The pathologist determined Marisol had indeed been shot three times. As I’d noted from the crime scene photographs, one bullet struck her in the upper torso, one in the throat/neck area, and one at crown of her head near the hairline; all three entrance wounds were located on the left hemisphere of her body.
The two bullets entering Marisol’s neck and hea
d exited on approximately the opposite side of her body from the entrance wounds and were consequently not recovered.
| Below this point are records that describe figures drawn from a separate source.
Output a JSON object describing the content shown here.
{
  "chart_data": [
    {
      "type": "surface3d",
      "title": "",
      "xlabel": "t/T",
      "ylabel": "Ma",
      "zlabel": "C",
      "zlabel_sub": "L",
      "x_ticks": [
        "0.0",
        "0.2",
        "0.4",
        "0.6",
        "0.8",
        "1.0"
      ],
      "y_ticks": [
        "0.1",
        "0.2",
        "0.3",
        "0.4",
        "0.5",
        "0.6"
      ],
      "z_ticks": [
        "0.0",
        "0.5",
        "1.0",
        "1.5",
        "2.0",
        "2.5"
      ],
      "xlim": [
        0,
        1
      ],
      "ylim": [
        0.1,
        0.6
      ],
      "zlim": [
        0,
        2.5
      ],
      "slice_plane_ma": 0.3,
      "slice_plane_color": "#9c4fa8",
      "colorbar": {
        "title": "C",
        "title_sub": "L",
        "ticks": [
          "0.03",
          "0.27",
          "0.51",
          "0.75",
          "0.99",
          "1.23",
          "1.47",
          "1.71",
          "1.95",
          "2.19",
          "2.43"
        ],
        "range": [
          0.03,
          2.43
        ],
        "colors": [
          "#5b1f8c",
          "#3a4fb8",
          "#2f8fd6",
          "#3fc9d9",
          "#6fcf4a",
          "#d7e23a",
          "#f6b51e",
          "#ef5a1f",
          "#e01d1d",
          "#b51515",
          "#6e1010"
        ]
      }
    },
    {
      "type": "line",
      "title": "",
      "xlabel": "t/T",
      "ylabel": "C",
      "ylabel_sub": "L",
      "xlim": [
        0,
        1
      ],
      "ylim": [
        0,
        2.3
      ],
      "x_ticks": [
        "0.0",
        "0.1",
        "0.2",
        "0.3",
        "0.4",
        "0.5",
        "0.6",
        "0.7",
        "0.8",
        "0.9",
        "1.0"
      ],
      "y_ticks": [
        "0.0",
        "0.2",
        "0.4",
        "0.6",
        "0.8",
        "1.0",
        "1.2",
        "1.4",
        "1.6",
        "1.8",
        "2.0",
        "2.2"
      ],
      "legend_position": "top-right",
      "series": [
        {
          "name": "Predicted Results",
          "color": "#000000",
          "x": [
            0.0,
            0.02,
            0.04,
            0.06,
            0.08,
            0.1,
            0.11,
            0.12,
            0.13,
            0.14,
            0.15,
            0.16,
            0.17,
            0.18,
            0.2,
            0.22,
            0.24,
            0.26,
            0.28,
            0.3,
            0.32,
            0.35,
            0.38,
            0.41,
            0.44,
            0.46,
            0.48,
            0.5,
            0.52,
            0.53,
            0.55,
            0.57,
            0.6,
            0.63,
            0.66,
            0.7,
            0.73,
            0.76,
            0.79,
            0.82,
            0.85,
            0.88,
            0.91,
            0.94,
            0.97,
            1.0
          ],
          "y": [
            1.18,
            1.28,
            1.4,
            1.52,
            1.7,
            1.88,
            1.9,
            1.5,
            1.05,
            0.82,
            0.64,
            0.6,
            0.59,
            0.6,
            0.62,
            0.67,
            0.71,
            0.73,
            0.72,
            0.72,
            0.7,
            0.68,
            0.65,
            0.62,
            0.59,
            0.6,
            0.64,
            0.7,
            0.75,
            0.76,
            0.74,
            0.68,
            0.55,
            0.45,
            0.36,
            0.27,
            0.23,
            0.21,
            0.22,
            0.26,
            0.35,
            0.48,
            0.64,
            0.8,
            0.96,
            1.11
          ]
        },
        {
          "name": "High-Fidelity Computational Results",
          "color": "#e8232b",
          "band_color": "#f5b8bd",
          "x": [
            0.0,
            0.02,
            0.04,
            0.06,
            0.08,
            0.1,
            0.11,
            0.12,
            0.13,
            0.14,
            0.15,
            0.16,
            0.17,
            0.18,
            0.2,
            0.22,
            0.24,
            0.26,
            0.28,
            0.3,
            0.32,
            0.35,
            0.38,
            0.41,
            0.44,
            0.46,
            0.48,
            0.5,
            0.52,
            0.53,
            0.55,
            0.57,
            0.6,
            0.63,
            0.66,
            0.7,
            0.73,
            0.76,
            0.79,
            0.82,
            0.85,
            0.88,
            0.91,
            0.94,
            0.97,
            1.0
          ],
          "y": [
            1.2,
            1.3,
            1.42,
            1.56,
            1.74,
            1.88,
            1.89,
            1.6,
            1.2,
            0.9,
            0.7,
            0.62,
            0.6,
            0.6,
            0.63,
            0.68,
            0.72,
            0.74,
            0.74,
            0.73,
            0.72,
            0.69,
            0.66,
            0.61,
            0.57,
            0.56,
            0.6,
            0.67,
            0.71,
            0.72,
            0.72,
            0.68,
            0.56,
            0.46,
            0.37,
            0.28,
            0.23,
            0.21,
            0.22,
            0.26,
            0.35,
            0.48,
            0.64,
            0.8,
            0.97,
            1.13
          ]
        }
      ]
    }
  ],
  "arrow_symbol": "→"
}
Those two projectiles could have ended up anywhere, and a search for them in the vicinity of 42nd Avenue and International Boulevard would be folly. The bullet which tore through her skull followed an oblique angle from the front-left portion of her forehead where it entered, to the base of her neck where it exited. This bullet cut a channel through her frontal, temporal, and occipital lobes and was denoted by the pathologist as an, “…instantaneously, non-survivable, wound creating an injury inconsistent with life.” You had to love the lingo; legally sound and antiseptic at the same time.
The bullet which entered Marisol’s upper left torso struck the collarbone, deflected downwards, and tunneled vertically until it collided with the point where the main bronchus intersects the lung. This wound was also listed by the pathologist as non-survivable.
Unlike the other two bullets which entered Marisol’s body, this one remained within her. It was recovered in the lung. The projectile was listed as an, “… alloy-jacketed, hollow-point, bullet weighing 11.24 grams.” That weight would make it close enough, after deformation, to be an approximately 180 grain .40 caliber bullet. Hopefully there was enough left of the slug for a NIBIN search.
All of the evidence items recovered from Marisol excluding her corpse, such as the bullet, clothing, and tissue swabs, were turned over to the custody of the police investigator assigned to the case. In this instance, Oakland Police Sergeant Matt Nguyen signed for the items. It would be at his discretion whether to have further forensic testing completed by the Alameda County Crime Laboratory.